Магистраль вечности (сборник) - Саймак Клиффорд Дональд 2 стр.


Схожий пассаж есть в «Выборе богов»: «Что за болезнь несет его раса? Смертельную для всех, кто с ней соприкасается. Началось это, сказал себе Джейсон, когда первый человек вскопал землю, посадил в нее зернышко и должен был охранять ее. Началось с появления собственности: на землю, на природные ресурсы, на рабочую силу… Индейцы не имели ни единого фута собственной земли, к собственности они относились с презрением, ибо она означала бы, что они привязаны к тому, чем владеют. А роботы, подумал он, заложена ли в них идея собственности? Джейсон сильно в этом сомневался. Их общество должно быть еще более коммунистическим, чем у народа Красного Облака. Только его народ боготворил собственность, это-то и было его болезнью». Симпатии к коммунизму – не в советском, а в утопическом смысле слова – налицо; на Стругацких, изобразивших коммунистическую утопию в цикле о Полдне, Саймак был похож все-таки больше, чем может показаться. (Для позднего Саймака эти идеи были не новы: пожалуй, полнее всего он развил их в романе «Кольцо вокруг солнца».)

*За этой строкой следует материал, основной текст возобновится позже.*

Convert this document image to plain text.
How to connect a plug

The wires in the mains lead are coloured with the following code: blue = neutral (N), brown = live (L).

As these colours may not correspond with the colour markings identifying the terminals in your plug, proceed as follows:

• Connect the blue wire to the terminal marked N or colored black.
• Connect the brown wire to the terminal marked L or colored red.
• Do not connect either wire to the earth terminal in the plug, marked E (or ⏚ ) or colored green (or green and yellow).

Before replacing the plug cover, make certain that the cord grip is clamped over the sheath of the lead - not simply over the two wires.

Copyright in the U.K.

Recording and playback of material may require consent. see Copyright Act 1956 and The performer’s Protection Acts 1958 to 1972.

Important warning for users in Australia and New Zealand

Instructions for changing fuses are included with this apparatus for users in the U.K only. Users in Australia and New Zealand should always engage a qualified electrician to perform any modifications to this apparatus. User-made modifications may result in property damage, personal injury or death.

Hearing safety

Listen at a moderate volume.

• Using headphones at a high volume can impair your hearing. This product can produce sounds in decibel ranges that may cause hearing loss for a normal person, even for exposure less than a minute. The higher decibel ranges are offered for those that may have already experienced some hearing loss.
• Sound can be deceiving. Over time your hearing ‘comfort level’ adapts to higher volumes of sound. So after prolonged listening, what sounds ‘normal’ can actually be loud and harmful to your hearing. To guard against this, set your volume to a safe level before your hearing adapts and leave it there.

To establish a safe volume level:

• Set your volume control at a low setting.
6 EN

Еще любопытнее странное сходство между романом Саймака «Живи, высочайшей милостью…» и «Градом обреченным» Стругацких. «Живи…» стоит в творчестве фантаста особняком: эта книга не похожа ни на один его текст. Перед нами – весьма редкий зверь: замаскированная под НФ моральная аллегория.

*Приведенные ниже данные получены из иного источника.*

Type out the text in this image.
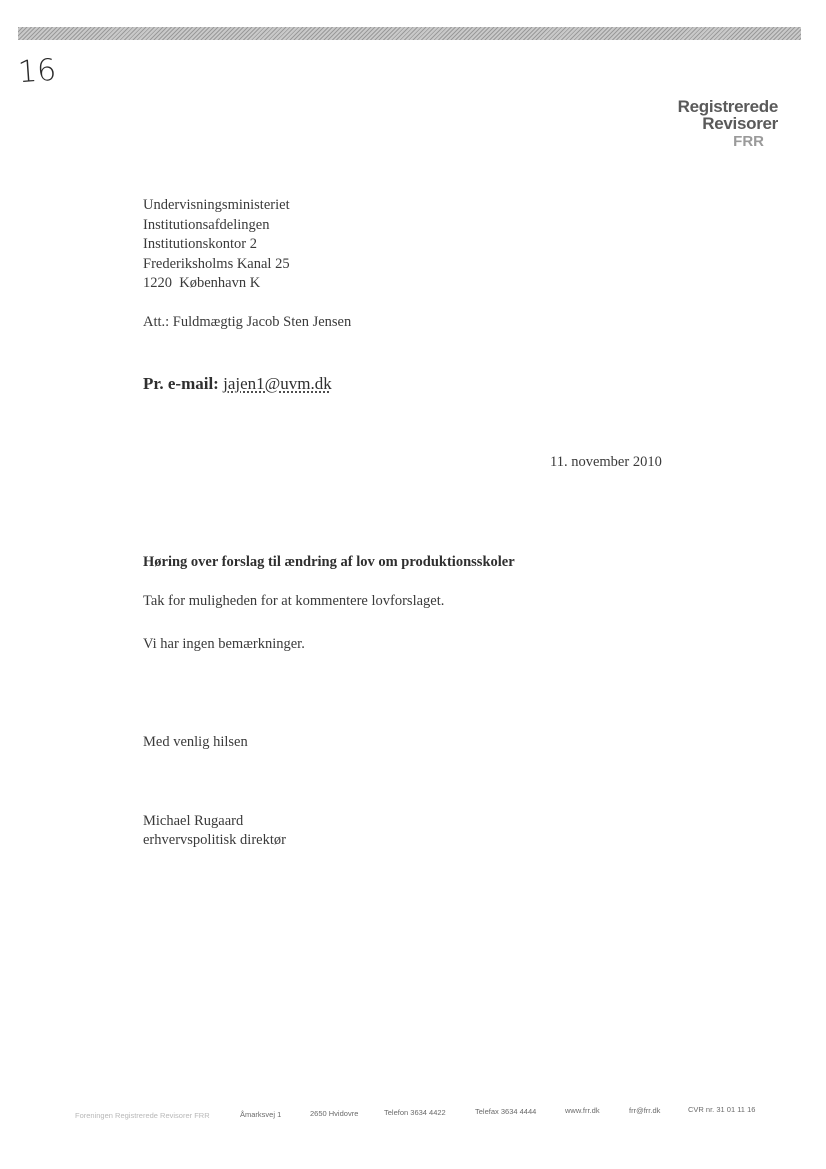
16
Registrerede
Revisorer
FRR
Undervisningsministeriet
Institutionsafdelingen
Institutionskontor 2
Frederiksholms Kanal 25
1220  København K
Att.: Fuldmægtig Jacob Sten Jensen
Pr. e-mail: jajen1@uvm.dk
11. november 2010
Høring over forslag til ændring af lov om produktionsskoler
Tak for muligheden for at kommentere lovforslaget.
Vi har ingen bemærkninger.
Med venlig hilsen
Michael Rugaard
erhvervspolitisk direktør
Foreningen Registrerede Revisorer FRR	Åmarksvej 1	2650 Hvidovre	Telefon 3634 4422	Telefax 3634 4444	www.frr.dk	frr@frr.dk	CVR nr. 31 01 11 16
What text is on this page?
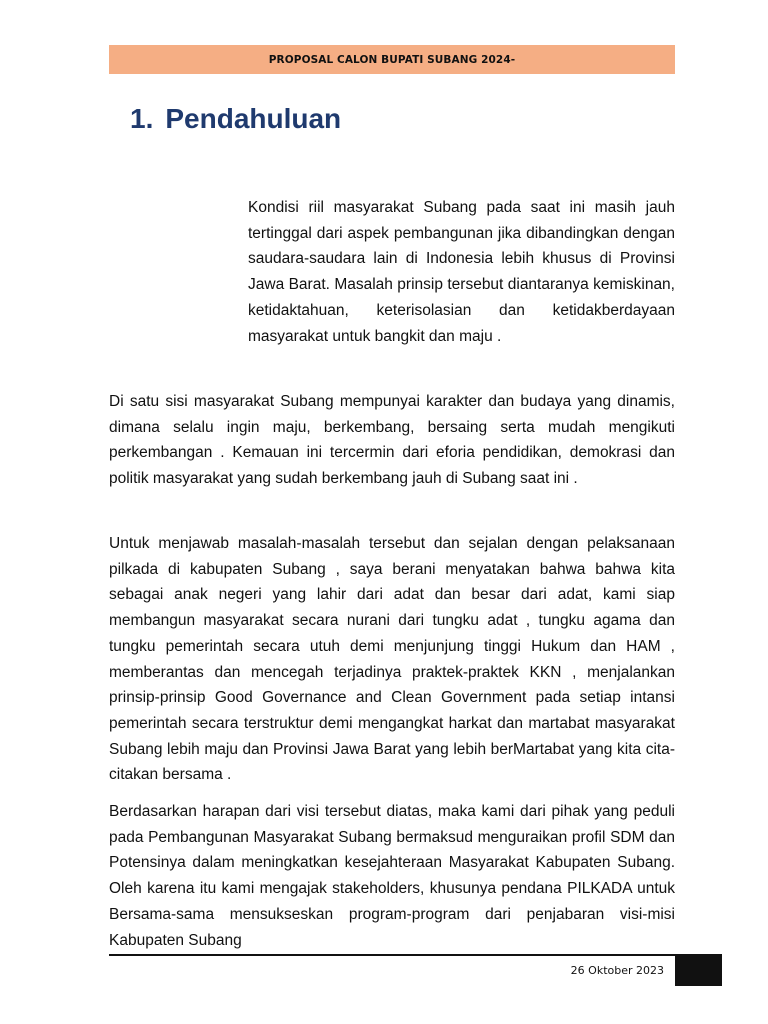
PROPOSAL CALON BUPATI SUBANG 2024-
1. Pendahuluan

Kondisi riil masyarakat Subang pada saat ini masih jauh tertinggal dari aspek pembangunan jika dibandingkan dengan saudara-saudara lain di Indonesia lebih khusus di Provinsi Jawa Barat. Masalah prinsip tersebut diantaranya kemiskinan, ketidaktahuan, keterisolasian dan ketidakberdayaan masyarakat untuk bangkit dan maju .

Di satu sisi masyarakat Subang mempunyai karakter dan budaya yang dinamis, dimana selalu ingin maju, berkembang, bersaing serta mudah mengikuti perkembangan . Kemauan ini tercermin dari eforia pendidikan, demokrasi dan politik masyarakat yang sudah berkembang jauh di Subang saat ini .

Untuk menjawab masalah-masalah tersebut dan sejalan dengan pelaksanaan pilkada di kabupaten Subang , saya berani menyatakan bahwa bahwa kita sebagai anak negeri yang lahir dari adat dan besar dari adat, kami siap membangun masyarakat secara nurani dari tungku adat , tungku agama dan tungku pemerintah secara utuh demi menjunjung tinggi Hukum dan HAM , memberantas dan mencegah terjadinya praktek-praktek KKN , menjalankan prinsip-prinsip Good Governance and Clean Government pada setiap intansi pemerintah secara terstruktur demi mengangkat harkat dan martabat masyarakat Subang lebih maju dan Provinsi Jawa Barat yang lebih berMartabat yang kita cita-citakan bersama .

Berdasarkan harapan dari visi tersebut diatas, maka kami dari pihak yang peduli pada Pembangunan Masyarakat Subang bermaksud menguraikan profil SDM dan Potensinya dalam meningkatkan kesejahteraan Masyarakat Kabupaten Subang. Oleh karena itu kami mengajak stakeholders, khusunya pendana PILKADA untuk Bersama-sama mensukseskan program-program dari penjabaran visi-misi Kabupaten Subang

26 Oktober 2023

Шесть героев разных мировоззрений и профессий – профессор, генерал, священник, инженер, поэтесса и робот – перенесены из своих параллельных миров на погибшую планету с загадочными артефактами. Ясно, что все шестеро – невольные участники эксперимента, поставленного невесть кем с непонятными целями. Сходство с «Градом обреченным» на этом не заканчивается: путешествие героев и философские беседы, которые они ведут в пути, тоже напоминают роман Стругацких. Один за другим персонажи поддаются искушениям – величием, раем, искусством – и пропадают. В одной из загадочных сцен героине являются «три больших лица, полностью закрывавшие собой небо» и смотрящие на нее с, как ей кажется, жалостью и безразличием (здесь уместно вспомнить о «холодности» Принципа из «Выбора богов» – и о том, что в христианстве Бог есть Троица).

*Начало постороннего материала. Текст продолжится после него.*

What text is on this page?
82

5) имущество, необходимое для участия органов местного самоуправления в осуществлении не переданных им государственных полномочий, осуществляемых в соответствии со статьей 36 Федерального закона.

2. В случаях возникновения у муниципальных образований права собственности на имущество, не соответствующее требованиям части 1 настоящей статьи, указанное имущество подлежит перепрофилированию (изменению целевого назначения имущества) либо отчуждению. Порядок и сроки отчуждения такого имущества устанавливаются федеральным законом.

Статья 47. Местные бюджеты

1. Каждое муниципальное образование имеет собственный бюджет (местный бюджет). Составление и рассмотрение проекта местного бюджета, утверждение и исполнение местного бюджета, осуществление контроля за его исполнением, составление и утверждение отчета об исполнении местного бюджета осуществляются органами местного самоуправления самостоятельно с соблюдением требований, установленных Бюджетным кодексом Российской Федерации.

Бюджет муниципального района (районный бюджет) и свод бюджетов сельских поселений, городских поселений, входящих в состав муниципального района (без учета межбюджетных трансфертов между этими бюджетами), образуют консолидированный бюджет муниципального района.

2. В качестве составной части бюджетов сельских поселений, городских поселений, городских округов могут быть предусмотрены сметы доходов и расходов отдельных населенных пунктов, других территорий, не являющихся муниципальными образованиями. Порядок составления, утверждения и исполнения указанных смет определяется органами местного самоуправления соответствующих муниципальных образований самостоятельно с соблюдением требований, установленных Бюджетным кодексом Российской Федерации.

Финал открывает суть эксперимента, но толком ничего не объясняет. В аллегории детали неважны. Важен вывод: голого разума нам недостаточно, людей делает людьми что-то еще. И еще важно, почему выживает именно главный герой. Ясного ответа нет, только намек: не потому ли, что он принял верное моральное решение, столкнувшись с Хаосом?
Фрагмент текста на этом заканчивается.